Looking back at this, I’ve noticed there is a really simple proof that the expected population size is infinite under Solomonoff induction. Consider the “St Petersburg” hypothesis:
Sh == With probability 2^-n, the population size is 2^n …. for n = 1, 2, 3 etc.
This Sh is a well-defined, computable hypothesis, so under the Solomonoff prior it receives a non zero prior probability p > 0. This means that, under the Solomonoff prior we have:
E[Population Size] = p.E[Population Size| Sh] + (1-p).E[Population Size| ~Sh]
Assuming the second term is >= 0 (for example, that no prior hypothesis gives a negative population size), this means that E[Population Size] >= p.E[Population Size| Sh].
But E[Population Size| Sh] is infinite, so under the Solomonoff prior, E[Population Size] is also infinite.
This shows that SIA is incompatible with Solomonoff induction, as it stands. The only way to achieve compatibility is to use an approximation to Solomonoff induction which rules out hypotheses like Sh e.g. by imposing a hard upper bound on population size. But what is the rational justification for that?
Wow, someone who’s read my paper! :-) it is because of considerations like the ones you mention that I’m tempted to require bounded utilities. Or unbounded utilities but only finitely many choices to be faced (which is equivalent with a bounded utility). It’s the combination—unbounded utility, unboundedly many options—that is the problem.
I’m interested in how you’d apply the bound.
One approach is just to impose an arbitrary cut-off on all worlds above a certain large size (ignore everything bigger than 3^^^3 galaxies say), and then scale utility with population all the way up to the cut-off. That would give a bounded utility function, and an effect very like SIA. Most of your decisions would be weighted towards the assumption that you are living in one of the largest worlds, with size just below the cut-off. If you’d cut-off at 4^^^^4 galaxies, you’d assume you were in one of those worlds instead. However, since there don’t seem to be many decisions that are critically affected by whether we are one of 3^^^3 or one or 4^^^^4 galaxies, this probably works.
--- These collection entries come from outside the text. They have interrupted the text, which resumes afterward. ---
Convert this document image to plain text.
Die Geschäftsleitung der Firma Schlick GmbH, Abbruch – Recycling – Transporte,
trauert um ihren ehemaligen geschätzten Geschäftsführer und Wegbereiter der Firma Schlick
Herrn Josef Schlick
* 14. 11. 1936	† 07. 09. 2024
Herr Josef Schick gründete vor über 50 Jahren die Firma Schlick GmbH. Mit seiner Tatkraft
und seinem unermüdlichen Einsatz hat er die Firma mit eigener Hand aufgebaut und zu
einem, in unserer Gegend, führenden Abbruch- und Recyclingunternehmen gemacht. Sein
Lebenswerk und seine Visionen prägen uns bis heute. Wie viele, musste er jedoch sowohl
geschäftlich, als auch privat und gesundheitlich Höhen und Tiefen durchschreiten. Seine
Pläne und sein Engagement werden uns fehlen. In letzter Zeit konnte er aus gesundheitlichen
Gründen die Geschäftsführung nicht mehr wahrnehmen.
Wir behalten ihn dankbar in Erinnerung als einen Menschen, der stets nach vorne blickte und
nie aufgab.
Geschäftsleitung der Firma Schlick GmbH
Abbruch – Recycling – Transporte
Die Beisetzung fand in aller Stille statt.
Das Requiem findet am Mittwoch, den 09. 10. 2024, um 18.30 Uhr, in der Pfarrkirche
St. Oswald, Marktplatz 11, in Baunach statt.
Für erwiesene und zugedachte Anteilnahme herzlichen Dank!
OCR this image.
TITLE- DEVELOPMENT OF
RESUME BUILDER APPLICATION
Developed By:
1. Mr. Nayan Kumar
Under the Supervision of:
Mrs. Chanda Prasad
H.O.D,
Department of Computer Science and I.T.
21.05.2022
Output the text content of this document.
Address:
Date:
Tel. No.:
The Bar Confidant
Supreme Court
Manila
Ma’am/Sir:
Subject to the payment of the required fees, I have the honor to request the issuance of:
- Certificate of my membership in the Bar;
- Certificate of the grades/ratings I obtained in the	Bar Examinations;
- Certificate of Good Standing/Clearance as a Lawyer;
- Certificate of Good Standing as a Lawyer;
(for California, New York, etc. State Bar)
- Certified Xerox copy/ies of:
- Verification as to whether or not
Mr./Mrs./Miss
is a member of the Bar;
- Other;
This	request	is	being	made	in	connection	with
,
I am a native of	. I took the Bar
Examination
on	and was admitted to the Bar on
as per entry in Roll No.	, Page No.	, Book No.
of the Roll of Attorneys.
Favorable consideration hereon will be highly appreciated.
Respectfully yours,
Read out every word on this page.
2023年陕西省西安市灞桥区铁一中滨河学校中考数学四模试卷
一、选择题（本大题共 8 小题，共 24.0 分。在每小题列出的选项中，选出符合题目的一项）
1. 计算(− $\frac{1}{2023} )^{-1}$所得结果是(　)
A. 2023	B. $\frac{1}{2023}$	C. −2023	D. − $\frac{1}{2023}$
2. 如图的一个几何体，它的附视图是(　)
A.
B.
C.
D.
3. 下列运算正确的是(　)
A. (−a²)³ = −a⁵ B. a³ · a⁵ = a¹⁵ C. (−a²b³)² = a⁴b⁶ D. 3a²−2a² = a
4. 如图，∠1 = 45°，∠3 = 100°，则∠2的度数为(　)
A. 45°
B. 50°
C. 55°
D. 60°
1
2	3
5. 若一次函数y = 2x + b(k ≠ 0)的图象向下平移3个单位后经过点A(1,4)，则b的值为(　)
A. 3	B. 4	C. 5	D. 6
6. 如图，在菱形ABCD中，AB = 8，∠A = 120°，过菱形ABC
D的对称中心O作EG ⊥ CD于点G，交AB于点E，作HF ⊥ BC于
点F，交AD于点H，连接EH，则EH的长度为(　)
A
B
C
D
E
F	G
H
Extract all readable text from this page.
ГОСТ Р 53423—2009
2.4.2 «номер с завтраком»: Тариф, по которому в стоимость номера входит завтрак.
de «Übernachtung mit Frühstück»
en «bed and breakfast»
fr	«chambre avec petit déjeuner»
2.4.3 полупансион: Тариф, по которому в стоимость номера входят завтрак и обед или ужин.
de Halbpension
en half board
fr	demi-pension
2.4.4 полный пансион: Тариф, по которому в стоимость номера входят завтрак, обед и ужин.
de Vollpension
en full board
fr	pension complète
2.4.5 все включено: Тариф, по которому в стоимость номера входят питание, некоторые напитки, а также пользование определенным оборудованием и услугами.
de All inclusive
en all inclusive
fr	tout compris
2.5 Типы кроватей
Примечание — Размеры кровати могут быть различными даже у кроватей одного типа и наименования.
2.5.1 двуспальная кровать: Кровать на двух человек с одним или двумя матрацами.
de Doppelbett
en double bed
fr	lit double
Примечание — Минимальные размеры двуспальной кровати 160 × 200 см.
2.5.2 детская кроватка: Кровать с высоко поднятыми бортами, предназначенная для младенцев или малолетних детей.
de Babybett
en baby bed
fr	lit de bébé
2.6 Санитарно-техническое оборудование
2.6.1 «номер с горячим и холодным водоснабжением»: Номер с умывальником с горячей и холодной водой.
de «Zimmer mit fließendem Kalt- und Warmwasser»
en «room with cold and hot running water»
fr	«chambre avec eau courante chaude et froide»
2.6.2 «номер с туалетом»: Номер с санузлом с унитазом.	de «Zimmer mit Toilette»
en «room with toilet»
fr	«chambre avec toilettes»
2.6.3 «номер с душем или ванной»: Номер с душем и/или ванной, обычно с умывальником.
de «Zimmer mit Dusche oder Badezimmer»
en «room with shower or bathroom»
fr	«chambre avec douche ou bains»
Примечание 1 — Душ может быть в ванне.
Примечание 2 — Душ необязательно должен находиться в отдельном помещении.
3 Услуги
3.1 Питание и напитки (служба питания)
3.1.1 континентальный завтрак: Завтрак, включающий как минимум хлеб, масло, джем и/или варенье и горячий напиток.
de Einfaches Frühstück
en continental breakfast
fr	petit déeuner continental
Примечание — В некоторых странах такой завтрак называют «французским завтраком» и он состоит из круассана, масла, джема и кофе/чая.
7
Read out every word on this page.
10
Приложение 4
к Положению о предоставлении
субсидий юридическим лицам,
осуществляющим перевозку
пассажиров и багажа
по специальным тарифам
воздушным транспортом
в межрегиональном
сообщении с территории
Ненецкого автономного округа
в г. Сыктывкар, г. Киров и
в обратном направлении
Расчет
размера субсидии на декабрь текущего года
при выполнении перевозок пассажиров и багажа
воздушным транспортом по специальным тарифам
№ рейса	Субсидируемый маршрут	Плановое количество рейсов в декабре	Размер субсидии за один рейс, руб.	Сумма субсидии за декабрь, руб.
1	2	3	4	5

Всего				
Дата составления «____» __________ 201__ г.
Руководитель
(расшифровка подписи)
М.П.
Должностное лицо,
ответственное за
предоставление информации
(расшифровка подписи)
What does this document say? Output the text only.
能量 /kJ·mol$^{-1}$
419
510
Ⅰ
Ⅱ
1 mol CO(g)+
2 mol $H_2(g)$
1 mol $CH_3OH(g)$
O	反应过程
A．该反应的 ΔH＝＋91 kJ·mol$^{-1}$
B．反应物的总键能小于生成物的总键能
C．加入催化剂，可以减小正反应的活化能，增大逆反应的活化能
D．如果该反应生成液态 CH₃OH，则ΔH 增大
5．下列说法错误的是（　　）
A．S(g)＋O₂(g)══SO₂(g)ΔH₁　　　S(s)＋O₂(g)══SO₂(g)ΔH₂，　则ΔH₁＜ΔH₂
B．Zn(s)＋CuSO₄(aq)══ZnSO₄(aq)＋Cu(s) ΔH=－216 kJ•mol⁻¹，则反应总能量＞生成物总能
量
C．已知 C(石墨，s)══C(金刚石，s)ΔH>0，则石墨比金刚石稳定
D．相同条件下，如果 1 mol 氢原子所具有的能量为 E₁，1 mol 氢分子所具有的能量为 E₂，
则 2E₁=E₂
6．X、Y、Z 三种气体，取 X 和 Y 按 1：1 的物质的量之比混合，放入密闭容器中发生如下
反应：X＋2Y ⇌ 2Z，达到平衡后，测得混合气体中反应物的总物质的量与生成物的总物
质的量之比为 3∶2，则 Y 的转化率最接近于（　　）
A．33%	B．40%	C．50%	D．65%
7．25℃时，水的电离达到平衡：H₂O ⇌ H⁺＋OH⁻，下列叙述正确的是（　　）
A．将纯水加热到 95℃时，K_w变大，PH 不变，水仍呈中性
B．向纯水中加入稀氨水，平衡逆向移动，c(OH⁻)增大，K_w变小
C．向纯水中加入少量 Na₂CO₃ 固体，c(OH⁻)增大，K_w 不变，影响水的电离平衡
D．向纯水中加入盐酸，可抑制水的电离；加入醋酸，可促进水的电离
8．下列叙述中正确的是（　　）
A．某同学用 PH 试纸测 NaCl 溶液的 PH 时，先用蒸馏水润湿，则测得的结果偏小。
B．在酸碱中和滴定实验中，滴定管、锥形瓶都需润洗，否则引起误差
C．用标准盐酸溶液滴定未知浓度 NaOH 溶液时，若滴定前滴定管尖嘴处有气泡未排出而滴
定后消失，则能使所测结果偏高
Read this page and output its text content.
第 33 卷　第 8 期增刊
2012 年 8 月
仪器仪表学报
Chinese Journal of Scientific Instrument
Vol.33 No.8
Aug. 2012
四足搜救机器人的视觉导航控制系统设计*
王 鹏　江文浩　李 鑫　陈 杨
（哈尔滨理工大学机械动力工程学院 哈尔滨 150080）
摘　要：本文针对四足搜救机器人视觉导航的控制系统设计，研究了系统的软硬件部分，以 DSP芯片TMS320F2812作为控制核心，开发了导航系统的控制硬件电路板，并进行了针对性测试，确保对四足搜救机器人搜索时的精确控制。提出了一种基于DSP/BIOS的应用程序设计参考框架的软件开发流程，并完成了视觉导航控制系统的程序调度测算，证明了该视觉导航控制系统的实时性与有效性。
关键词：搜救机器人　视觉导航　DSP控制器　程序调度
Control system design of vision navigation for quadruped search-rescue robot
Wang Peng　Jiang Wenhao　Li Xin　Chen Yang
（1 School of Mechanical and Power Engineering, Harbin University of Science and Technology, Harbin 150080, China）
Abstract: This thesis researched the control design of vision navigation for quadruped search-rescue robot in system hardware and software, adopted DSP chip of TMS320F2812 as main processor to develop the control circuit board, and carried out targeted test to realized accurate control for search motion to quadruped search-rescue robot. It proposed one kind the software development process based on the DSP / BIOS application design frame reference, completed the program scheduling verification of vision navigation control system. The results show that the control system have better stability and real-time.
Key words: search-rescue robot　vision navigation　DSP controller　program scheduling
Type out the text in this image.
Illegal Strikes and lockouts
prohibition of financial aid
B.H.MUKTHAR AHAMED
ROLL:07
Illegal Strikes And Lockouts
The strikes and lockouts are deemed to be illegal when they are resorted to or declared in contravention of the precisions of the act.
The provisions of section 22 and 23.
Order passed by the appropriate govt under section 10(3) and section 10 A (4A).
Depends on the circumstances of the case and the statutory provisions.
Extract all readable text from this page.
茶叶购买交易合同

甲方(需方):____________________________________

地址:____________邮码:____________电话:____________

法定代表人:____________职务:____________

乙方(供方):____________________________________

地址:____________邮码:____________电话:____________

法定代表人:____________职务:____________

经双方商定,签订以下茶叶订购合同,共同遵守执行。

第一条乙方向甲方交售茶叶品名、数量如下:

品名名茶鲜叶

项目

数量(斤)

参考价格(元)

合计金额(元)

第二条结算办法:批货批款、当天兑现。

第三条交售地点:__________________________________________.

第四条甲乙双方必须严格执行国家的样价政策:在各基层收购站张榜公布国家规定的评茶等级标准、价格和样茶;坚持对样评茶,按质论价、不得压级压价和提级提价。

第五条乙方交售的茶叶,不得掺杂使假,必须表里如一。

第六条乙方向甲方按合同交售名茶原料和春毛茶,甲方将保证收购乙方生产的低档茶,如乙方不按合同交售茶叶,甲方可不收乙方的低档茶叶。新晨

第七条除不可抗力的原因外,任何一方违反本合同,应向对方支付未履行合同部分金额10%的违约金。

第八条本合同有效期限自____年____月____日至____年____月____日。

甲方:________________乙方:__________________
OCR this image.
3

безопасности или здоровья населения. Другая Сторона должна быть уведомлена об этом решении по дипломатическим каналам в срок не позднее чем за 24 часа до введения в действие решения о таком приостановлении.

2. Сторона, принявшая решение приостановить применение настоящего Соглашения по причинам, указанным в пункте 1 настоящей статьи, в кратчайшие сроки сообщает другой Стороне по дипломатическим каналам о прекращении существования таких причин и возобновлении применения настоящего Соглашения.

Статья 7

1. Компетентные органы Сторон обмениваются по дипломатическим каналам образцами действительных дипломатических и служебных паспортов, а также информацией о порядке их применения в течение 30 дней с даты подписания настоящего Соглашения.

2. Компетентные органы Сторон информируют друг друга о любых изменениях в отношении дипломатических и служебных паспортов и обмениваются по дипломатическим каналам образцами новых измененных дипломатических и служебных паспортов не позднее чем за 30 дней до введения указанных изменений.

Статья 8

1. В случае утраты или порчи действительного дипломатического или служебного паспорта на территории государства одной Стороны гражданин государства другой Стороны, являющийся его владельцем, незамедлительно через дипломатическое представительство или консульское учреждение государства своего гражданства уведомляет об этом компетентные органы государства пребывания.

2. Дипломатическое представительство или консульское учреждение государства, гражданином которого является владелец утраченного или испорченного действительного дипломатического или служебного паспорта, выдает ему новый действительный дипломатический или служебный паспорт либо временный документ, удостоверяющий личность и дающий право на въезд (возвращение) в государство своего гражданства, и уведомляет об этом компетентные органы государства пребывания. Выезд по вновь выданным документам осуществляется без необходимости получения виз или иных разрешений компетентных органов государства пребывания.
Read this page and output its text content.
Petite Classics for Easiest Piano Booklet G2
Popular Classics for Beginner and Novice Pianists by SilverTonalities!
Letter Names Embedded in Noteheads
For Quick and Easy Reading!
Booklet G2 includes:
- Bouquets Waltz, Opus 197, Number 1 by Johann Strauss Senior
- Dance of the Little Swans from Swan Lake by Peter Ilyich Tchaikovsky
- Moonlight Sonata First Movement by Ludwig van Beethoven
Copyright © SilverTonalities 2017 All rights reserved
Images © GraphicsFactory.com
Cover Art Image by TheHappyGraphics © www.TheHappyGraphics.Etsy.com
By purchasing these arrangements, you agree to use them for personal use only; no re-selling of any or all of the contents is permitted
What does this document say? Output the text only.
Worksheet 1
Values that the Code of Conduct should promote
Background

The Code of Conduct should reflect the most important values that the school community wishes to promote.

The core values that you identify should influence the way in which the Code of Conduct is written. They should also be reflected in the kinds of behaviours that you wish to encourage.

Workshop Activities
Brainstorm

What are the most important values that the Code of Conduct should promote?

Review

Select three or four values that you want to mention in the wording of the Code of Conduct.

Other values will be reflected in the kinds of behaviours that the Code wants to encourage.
Another approach is to use a bounded utility function of more self-centered construction. Let’s suppose you care a lot about yourself and your family, a good measure about your friends and colleagues, a little bit (rather dilutely) about anyone else on Earth now, and rather vaguely about future generations of people. But not much at all about alien civilizations, future AIs etc. In that case your utility for a world of 3^^^3 alien civilizations is clearly not going to be much bigger than your utility for a world containing only the Earth, Sun and nearby planets (plus maybe a few nearby stars to admire at night). And so your decisions won’t be heavily weighted towards such big worlds. A betting coupon which cost a cent, and paid off a million dollars if your planet was the only inhabited one in the universe would look like a very good deal. This then looks more like SSA reasoning than SIA.
This last approach looks more consistent to me, and more in-line with the utility functions humans actually have, rather than the ones we might wish them to have.